Living While Black - Organizing Academics, Churches, Courts, and the Media



By Michael Monasky | May 19, 2017 |  

Civil rights attorney Mark Harris put it bluntly last Saturday at the Women's Civic Improvement Center when he indicted police behavior in Oak Park, Del Paso Heights, Meadowview, Rancho Cordova, and even Elk Grove with charges of harassment of black men for “living while black” and “hanging out while black.” 

Harris was speaking at a community meeting organized by the Sacramento chapter of the NAACP. Along with gather community input, the meeting was also exploring the possibility of filing a class action lawsuit against what the NAACP described as "discriminatory law enforcement practices in the Greater Sacramento region."  

The complaints voiced by Harris were based upon the police arrests and killings of black men in those neighborhoods. A dim, left rear license plate bulb was the probable cause for one such traffic stop. He said that clothing choices can provoke police. While being chauffeured by his son, and pausing in a parking lot, Harris' son was concerned that a police officer was watching them proceed through the lot, as they were “driving while black.”

Anita Chabria, who covers Sacramento City Hall for the Sacramento Bee, told the audience that “police rationale” for pedestrian stops and citations for J-walking was execution of a “public safety program.” Half of all such citations were issued to blacks, but she said that data cannot prove racial discrimination despite discrepancies in enforcement, and that deeper statistical analysis will be required to understand the significance of arrest data. 

Chabria alluded to the negative impacts from traffic stops, especially to children in the back seat, watching their fathers being questioned and tested by mostly white police officers who don't live in their neighborhoods. She also said that a national conversation is needed about hiring military veterans for local police positions, and that gender equity for women on the force is still an issue.

Attorney Harris agreed that police data needs to be “disaggregated” and said that heavy-duty legal firepower is needed to take this civil rights battle to a new level. He said such court cases are part of a long-term solution to this perceived harassment, while there are “national and international implications,” with interest from other law enforcement and civil rights organizations throughout the country, in the UK, and Brazil. 

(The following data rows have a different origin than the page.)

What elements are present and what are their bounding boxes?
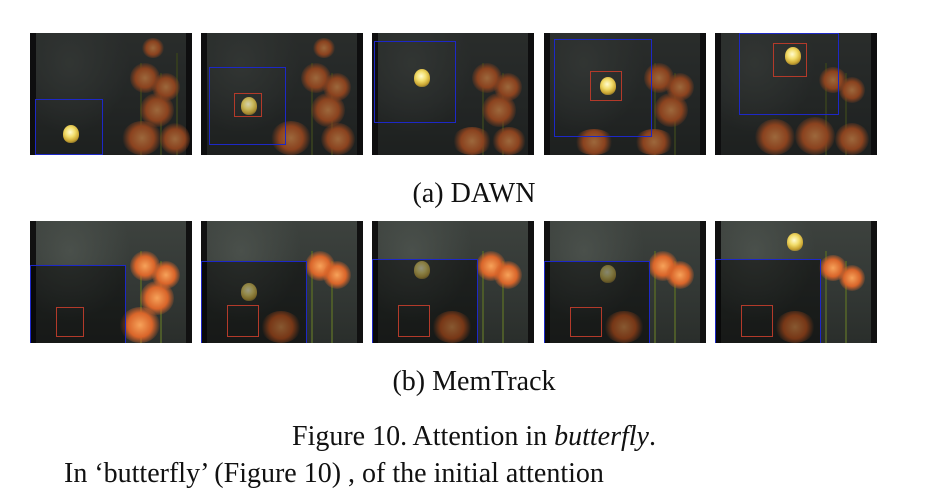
memtrack-frame-row (0, 221, 948, 343)
figure-caption-label: Figure 10. Attention in (292, 421, 555, 452)
memtrack-frame-3 (372, 221, 534, 343)
figure-caption-subject: butterfly (554, 421, 649, 452)
figure-caption: Figure 10. Attention in butterfly. (0, 421, 948, 453)
dawn-frame-5 (715, 33, 877, 155)
dawn-frame-3 (372, 33, 534, 155)
dawn-frame-4 (544, 33, 706, 155)
dawn-frame-row (0, 33, 948, 155)
dawn-frame-2 (201, 33, 363, 155)
caption-memtrack: (b) MemTrack (392, 366, 556, 397)
body-text-fragment: In ‘butterfly’ (Figure 10) , of the init… (64, 458, 604, 489)
caption-dawn: (a) DAWN (412, 178, 536, 209)
memtrack-frame-5 (715, 221, 877, 343)
memtrack-frame-2 (201, 221, 363, 343)
memtrack-frame-4 (544, 221, 706, 343)
memtrack-frame-1 (30, 221, 192, 343)
dawn-frame-1 (30, 33, 192, 155)
attention-box (35, 99, 103, 155)
figure-caption-end: . (648, 421, 656, 452)
butterfly-target (63, 125, 79, 143)
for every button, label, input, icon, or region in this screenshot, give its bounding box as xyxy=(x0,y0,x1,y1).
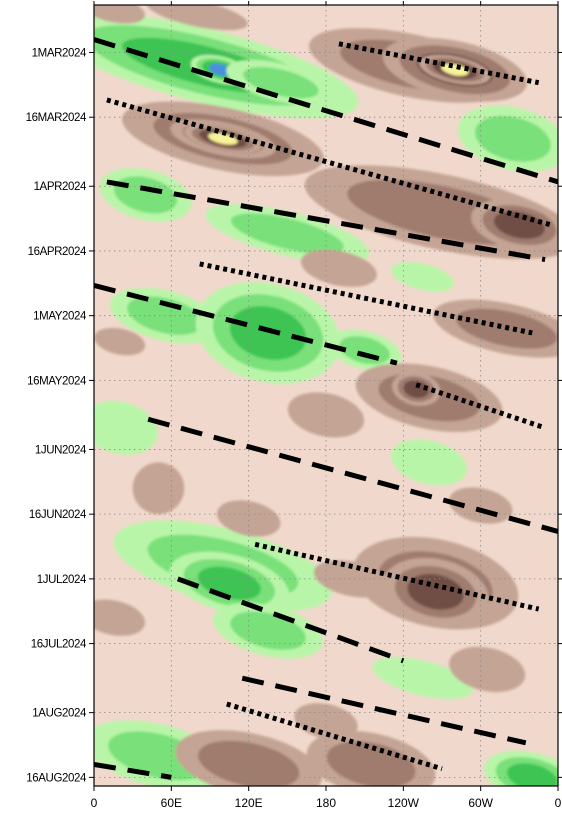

Harris also mentioned a new community organization he co-founded called Law Enforcement AccountabilityDirective (LEAD), whose mission it is “to advocate for 'transparency and accountability' relative to police practices and procedures in our community, and to prevent further incidents of the use of inappropriate excessive force against Sacramento’s African-American community.” He said that “communication is essential...this isn't an ice cream social” and emphasized the importance of including the black churches, domestic workers, and the university. He said that there must be a respectful collaboration between generations of the youth in the Black Lives Matter movement, and the old school NAACP.

Sacramento is about to select a new police chief; attorney Harris declared that choice shouldn't be made by the city manager, as it was in Elk Grove. What's the economic driver?, he asked. In Missouri, it was the issuance of traffic tickets by white officers in white suburbs to black citizens of Ferguson passing through their jurisdictions. A J-walking ticket can cost over $200; cars are towed, assets are lost, while citations devolve into deepening debt and complicating criminalization. One concerned citizen stated, “the police profile us”; then she asked, “are there profiles on the officers who patrol our neighborhoods?”

Activists in black neighborhoods said they are fed up with police harassment and killings, and, when they complain in protest, unaffected communities hear “crickets,” an allusion to silence.